Understanding why is easy: Video is powerful. It resonates with people instantaneously. We love to watch it. If a picture is capable of expressing a thousand words, how much more can a video communicate? Simply put, it's the best way of engaging a potential licensee in the short amount of time that you have. My belief in the power of video is based on the experiences of my students. Over the past few years, it's become increasingly clear that those who are including a link to a short "infomercial" they have created within their sell sheets are experiencing a lot of success. And if a company is interested, they are getting back to the inventor much more quickly than the norm.
You may be thinking, "But I don't know anything about how to create an awesome video!" Fear not. Part of the reason I'm now recommending this path to everyone is because technology has made it so easy to do. You can film an effective video using only your smartphone. You don't need special lighting or sound equipment. You don't even need music--it's distracting. The best videos are concise and simple. They present a problem and how your idea is a solution. Your goal isn't to answer every question a potential licensee will have--it's to leave the viewer wanting more.
Of course, to film a video, you will need a prototype of your idea. But your prototype doesn't have to work flawlessly or even look great, because there are ways of editing and filming your video so that your message gets across without a perfect prototype. You could cannibalize existing products to create it, for example.
Before you get started, you should familiarize yourself with some examples of what I mean. The best videos to watch are from direct-response television industry companies like Telebrands and Allstar Products. They've been pitching ideas via short videos for many years now. As you will see, the format is simple.
Here are a few tips to create a winning video.
1. Keep it short--really short. I've seen effective videos that were as short as thirty seconds. Your video should not be longer than two minutes.
2. Devote the opening shot of your video to a close-up of your product as well as your one-line benefit statement. Your one-line benefit statement summarizes the biggest benefit of your idea in a short phrase or sentence. The last frame of your video should be of the same image (with the addition of your contact information). You could also choose to list some additional features. Let the video linger on this shot for a few seconds.
3. In terms of organizing your video, the "problem" portion of your video should be short--maybe ten seconds. The bulk of your video should be about how your idea is a satisfying solution.
4. Stage your video appropriately. If your idea is for a kitchen tool, film your video in the kitchen. If it's an idea for a child's toy, feature a child playing with the toy.
5. Don't bother introducing or talking about yourself. There's no time for your backstory. Licensees only care about what your idea is going to do for them anyway. An exception to this rule of thumb is if there's something about your idea that you think could be used as a PR angle or is newsworthy.
I'm not going to go into detail about technique, because there are so many detailed resources online about how to film a video on an iPhone. (This is one of my favorites.)

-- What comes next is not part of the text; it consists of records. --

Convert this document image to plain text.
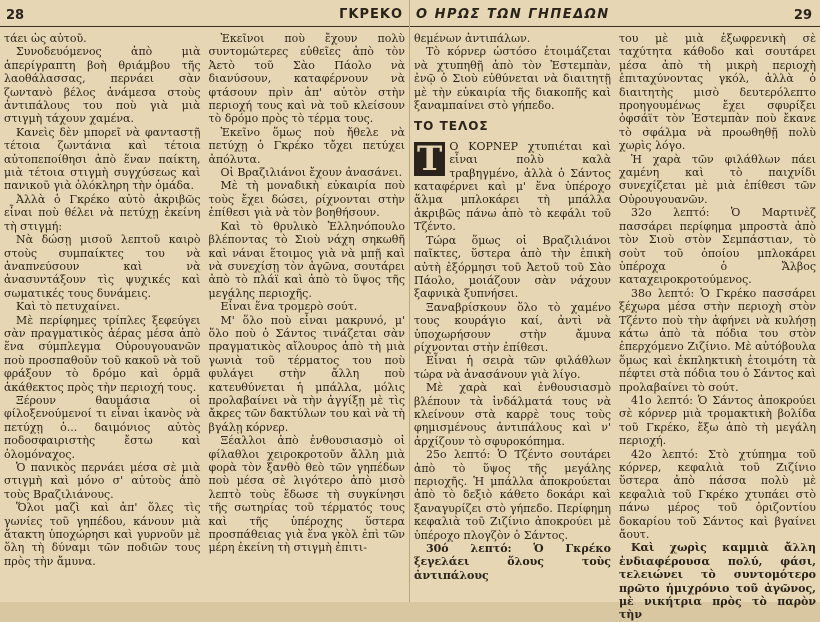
28	ΓΚΡΕΚΟ

τάει ὡς αὐτοῦ.

Συνοδευόμενος ἀπὸ μιὰ ἀπερίγραπτη βοὴ θριάμβου τῆς λαοθάλασσας, περνάει σὰν ζωντανὸ βέλος ἀνάμεσα στοὺς ἀντιπάλους του ποὺ γιὰ μιὰ στιγμὴ τάχουν χαμένα.

Κανεὶς δὲν μπορεῖ νὰ φανταστῇ τέτοια ζωντάνια καὶ τέτοια αὐτοπεποίθησι ἀπὸ ἕναν παίκτη, μιὰ τέτοια στιγμὴ συγχύσεως καὶ πανικοῦ γιὰ ὁλόκληρη τὴν ὁμάδα.

Ἀλλὰ ὁ Γκρέκο αὐτὸ ἀκριβῶς εἶναι ποὺ θέλει νὰ πετύχῃ ἐκείνη τὴ στιγμή:

Νὰ δώσῃ μισοῦ λεπτοῦ καιρὸ στοὺς συμπαίκτες του νὰ ἀναπνεύσουν καὶ νὰ ἀνασυντάξουν τὶς ψυχικές καὶ σωματικές τους δυνάμεις.

Καὶ τὸ πετυχαίνει.

Μὲ περίφημες τρίπλες ξεφεύγει σὰν πραγματικὸς ἀέρας μέσα ἀπὸ ἕνα σύμπλεγμα Οὐρουγουανῶν ποὺ προσπαθοῦν τοῦ κακοῦ νὰ τοῦ φράξουν τὸ δρόμο καὶ ὁρμᾶ ἀκάθεκτος πρὸς τὴν περιοχή τους.

Ξέρουν θαυμάσια οἱ φίλοξενούμενοί τι εἶναι ἱκανὸς νὰ πετύχῃ ὁ... δαιμόνιος αὐτὸς ποδοσφαιριστὴς ἔστω καὶ ὁλομόναχος.

Ὁ πανικὸς περνάει μέσα σὲ μιὰ στιγμὴ καὶ μόνο σ' αὐτοὺς ἀπὸ τοὺς Βραζιλιάνους.

Ὅλοι μαζὶ καὶ ἀπ' ὅλες τὶς γωνίες τοῦ γηπέδου, κάνουν μιὰ ἄτακτη ὑποχώρησι καὶ γυρνοῦν μὲ ὅλη τὴ δύναμι τῶν ποδιῶν τους πρὸς τὴν ἄμυνα.

Ἐκεῖνοι ποὺ ἔχουν πολὺ συντομώτερες εὐθεῖες ἀπὸ τὸν Ἀετὸ τοῦ Σὰο Πάολο νὰ διανύσουν, καταφέρνουν νὰ φτάσουν πρὶν ἀπ' αὐτὸν στὴν περιοχή τους καὶ νὰ τοῦ κλείσουν τὸ δρόμο πρὸς τὸ τέρμα τους.

Ἐκεῖνο ὅμως ποὺ ἤθελε νὰ πετύχῃ ὁ Γκρέκο τὄχει πετύχει ἀπόλυτα.

Οἱ Βραζιλιάνοι ἔχουν ἀνασάνει.

Μὲ τὴ μοναδικὴ εὐκαιρία ποὺ τοὺς ἔχει δώσει, ρίχνονται στὴν ἐπίθεσι γιὰ νὰ τὸν βοηθήσουν.

Καὶ τὸ θρυλικὸ Ἑλληνόπουλο βλέποντας τὸ Σιοὺ νάχη σηκωθῆ καὶ νάναι ἕτοιμος γιὰ νὰ μπῇ καὶ νὰ συνεχίσῃ τὸν ἀγῶνα, σουτάρει ἀπὸ τὸ πλάϊ καὶ ἀπὸ τὸ ὕψος τῆς μεγάλης περιοχῆς.

Εἶναι ἕνα τρομερὸ σούτ.

Μ' ὅλο ποὺ εἶναι μακρυνό, μ' ὅλο ποὺ ὁ Σάντος τινάζεται σὰν πραγματικὸς αἴλουρος ἀπὸ τὴ μιὰ γωνιὰ τοῦ τέρματος του ποὺ φυλάγει στὴν ἄλλη ποὺ κατευθύνεται ἡ μπάλλα, μόλις προλαβαίνει νὰ τὴν ἀγγίξῃ μὲ τὶς ἄκρες τῶν δακτύλων του καὶ νὰ τὴ βγάλῃ κόρνερ.

Ξέαλλοι ἀπὸ ἐνθουσιασμὸ οἱ φίλαθλοι χειροκροτοῦν ἄλλη μιὰ φορὰ τὸν ξανθὸ θεὸ τῶν γηπέδων ποὺ μέσα σὲ λιγότερο ἀπὸ μισὸ λεπτὸ τοὺς ἔδωσε τὴ συγκίνησι τῆς σωτηρίας τοῦ τέρματός τους καὶ τῆς ὑπέροχης ὕστερα προσπάθειας γιὰ ἕνα γκὸλ ἐπὶ τῶν μέρη ἐκείνη τὴ στιγμὴ ἐπιτι-

Ο ΗΡΩΣ ΤΩΝ ΓΗΠΕΔΩΝ	29

θεμένων ἀντιπάλων.

Τὸ κόρνερ ὡστόσο ἑτοιμάζεται νὰ χτυπηθῇ ἀπὸ τὸν Ἐστεμπὰν, ἐνῷ ὁ Σιοὺ εὐθύνεται νὰ διαιτητῇ μὲ τὴν εὐκαιρία τῆς διακοπῆς καὶ ξαναμπαίνει στὸ γήπεδο.

ΤΟ ΤΕΛΟΣ

Τ Ο ΚΟΡΝΕΡ χτυπιέται καὶ εἶναι πολὺ καλὰ τραβηγμένο, ἀλλὰ ὁ Σάντος καταφέρνει καὶ μ' ἕνα ὑπέροχο ἅλμα μπλοκάρει τὴ μπάλλα ἀκριβῶς πάνω ἀπὸ τὸ κεφάλι τοῦ Τζέντο.

Τώρα ὅμως οἱ Βραζιλιάνοι παῖκτες, ὕστερα ἀπὸ τὴν ἐπικὴ αὐτὴ ἐξόρμησι τοῦ Ἀετοῦ τοῦ Σὰο Πάολο, μοιάζουν σὰν νάχουν ξαφνικὰ ξυπνήσει.

Ξαναβρίσκουν ὅλο τὸ χαμένο τους κουράγιο καί, ἀντὶ νὰ ὑποχωρήσουν στὴν ἄμυνα ρίχνονται στὴν ἐπίθεσι.

Εἶναι ἡ σειρὰ τῶν φιλάθλων τώρα νὰ ἀνασάνουν γιὰ λίγο.

Μὲ χαρὰ καὶ ἐνθουσιασμὸ βλέπουν τὰ ἰνδάλματά τους νὰ κλείνουν στὰ καρρὲ τους τοὺς φημισμένους ἀντιπάλους καὶ ν' ἀρχίζουν τὸ σφυροκόπημα.

25ο λεπτό: Ὁ Τζέντο σουτάρει ἀπὸ τὸ ὕψος τῆς μεγάλης περιοχῆς. Ἡ μπάλλα ἀποκρούεται ἀπὸ τὸ δεξιὸ κάθετο δοκάρι καὶ ξαναγυρίζει στὸ γήπεδο. Περίφημη κεφαλιὰ τοῦ Ζιζίνιο ἀποκρούει μὲ ὑπέροχο πλογζὸν ὁ Σάντος.

30ό λεπτό: Ὁ Γκρέκο ξεγελάει ὅλους τοὺς ἀντιπάλους

του μὲ μιὰ ἐξωφρενικὴ σὲ ταχύτητα κάθοδο καὶ σουτάρει μέσα ἀπὸ τὴ μικρὴ περιοχὴ ἐπιταχύνοντας γκόλ, ἀλλὰ ὁ διαιτητὴς μισὸ δευτερόλεπτο προηγουμένως ἔχει σφυρίξει ὀφσάϊτ τὸν Ἐστεμπὰν ποὺ ἔκανε τὸ σφάλμα νὰ προωθηθῇ πολὺ χωρὶς λόγο.

Ἡ χαρὰ τῶν φιλάθλων πάει χαμένη καὶ τὸ παιχνίδι συνεχίζεται μὲ μιὰ ἐπίθεσι τῶν Οὐρουγουανῶν.

32ο λεπτό: Ὁ Μαρτινὲζ πασσάρει περίφημα μπροστὰ ἀπὸ τὸν Σιοὺ στὸν Σεμπάστιαν, τὸ σοὺτ τοῦ ὁποίου μπλοκάρει ὑπέροχα ὁ Ἄλβος καταχειροκροτούμενος.

38ο λεπτό: Ὁ Γκρέκο πασσάρει ξέχωρα μέσα στὴν περιοχὴ στὸν Τζέντο ποὺ τὴν ἀφήνει νὰ κυλήσῃ κάτω ἀπὸ τὰ πόδια του στὸν ἐπερχόμενο Ζιζίνιο. Μὲ αὐτόβουλα ὅμως καὶ ἐκπληκτικὴ ἑτοιμότη τὰ πέφτει στὰ πόδια του ὁ Σάντος καὶ προλαβαίνει τὸ σούτ.

41ο λεπτό: Ὁ Σάντος ἀποκρούει σὲ κόρνερ μιὰ τρομακτικὴ βολίδα τοῦ Γκρέκο, ἔξω ἀπὸ τὴ μεγάλη περιοχή.

42ο λεπτό: Στὸ χτύπημα τοῦ κόρνερ, κεφαλιὰ τοῦ Ζιζίνιο ὕστερα ἀπὸ πάσσα πολὺ μὲ κεφαλιὰ τοῦ Γκρέκο χτυπάει στὸ πάνω μέρος τοῦ ὁριζοντίου δοκαρίου τοῦ Σάντος καὶ βγαίνει ἄουτ.

Καὶ χωρὶς καμμιὰ ἄλλη ἐνδιαφέρουσα πολύ, φάσι, τελειώνει τὸ συντομότερο πρῶτο ἡμιχρόνιο τοῦ ἀγῶνος, μὲ νικήτρια πρὸς τὸ παρὸν τὴν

When you have completed an initial draft of your video, make sure to test it out on your friends and family. Watch their faces. Do they look puzzled? Or do they instantly grasp the benefit of your idea? Ask them if you are unsure. They need to, because that's the entire point of your video--to elicit an immediate emotional response.

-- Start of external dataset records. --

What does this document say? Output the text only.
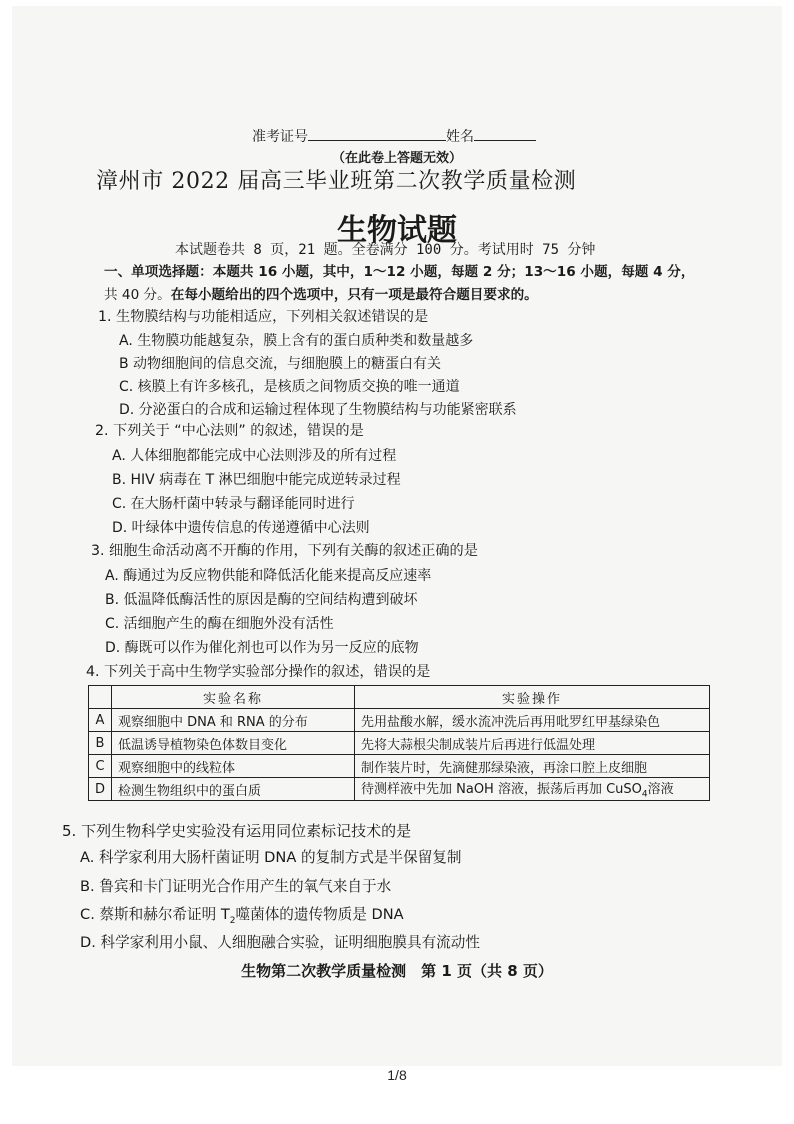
准考证号	姓名
（在此卷上答题无效）
漳州市 2022 届高三毕业班第二次教学质量检测
生物试题
本试题卷共 8 页，21 题。全卷满分 100 分。考试用时 75 分钟
一、单项选择题：本题共 16 小题，其中，1～12 小题，每题 2 分；13～16 小题，每题 4 分，
共 40 分。在每小题给出的四个选项中，只有一项是最符合题目要求的。
1. 生物膜结构与功能相适应，下列相关叙述错误的是
A. 生物膜功能越复杂，膜上含有的蛋白质种类和数量越多
B 动物细胞间的信息交流，与细胞膜上的糖蛋白有关
C. 核膜上有许多核孔，是核质之间物质交换的唯一通道
D. 分泌蛋白的合成和运输过程体现了生物膜结构与功能紧密联系
2. 下列关于 “中心法则” 的叙述，错误的是
A. 人体细胞都能完成中心法则涉及的所有过程
B. HIV 病毒在 T 淋巴细胞中能完成逆转录过程
C. 在大肠杆菌中转录与翻译能同时进行
D. 叶绿体中遗传信息的传递遵循中心法则
3. 细胞生命活动离不开酶的作用，下列有关酶的叙述正确的是
A. 酶通过为反应物供能和降低活化能来提高反应速率
B. 低温降低酶活性的原因是酶的空间结构遭到破坏
C. 活细胞产生的酶在细胞外没有活性
D. 酶既可以作为催化剂也可以作为另一反应的底物
4. 下列关于高中生物学实验部分操作的叙述，错误的是
	实验名称	实验操作
A	观察细胞中 DNA 和 RNA 的分布	先用盐酸水解，缓水流冲洗后再用吡罗红甲基绿染色
B	低温诱导植物染色体数目变化	先将大蒜根尖制成装片后再进行低温处理
C	观察细胞中的线粒体	制作装片时，先滴健那绿染液，再涂口腔上皮细胞
D	检测生物组织中的蛋白质	待测样液中先加 NaOH 溶液，振荡后再加 CuSO$_4$溶液
5. 下列生物科学史实验没有运用同位素标记技术的是
A. 科学家利用大肠杆菌证明 DNA 的复制方式是半保留复制
B. 鲁宾和卡门证明光合作用产生的氧气来自于水
C. 蔡斯和赫尔希证明 $T_2$噬菌体的遗传物质是 DNA
D. 科学家利用小鼠、人细胞融合实验，证明细胞膜具有流动性
生物第二次教学质量检测　第 1 页（共 8 页）
1/8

Please note that video should never be a substitute for a sell sheet. People need to have something static they can absorb without having to press play. When you embed a link to your video on your sell sheet, make sure that it is highlighted--you don't want someone to accidentally skip over it and not watch your video. You can password protect your video on YouTube to prevent the public at large from viewing it. With practice, you'll learn how to film a killer video in no time.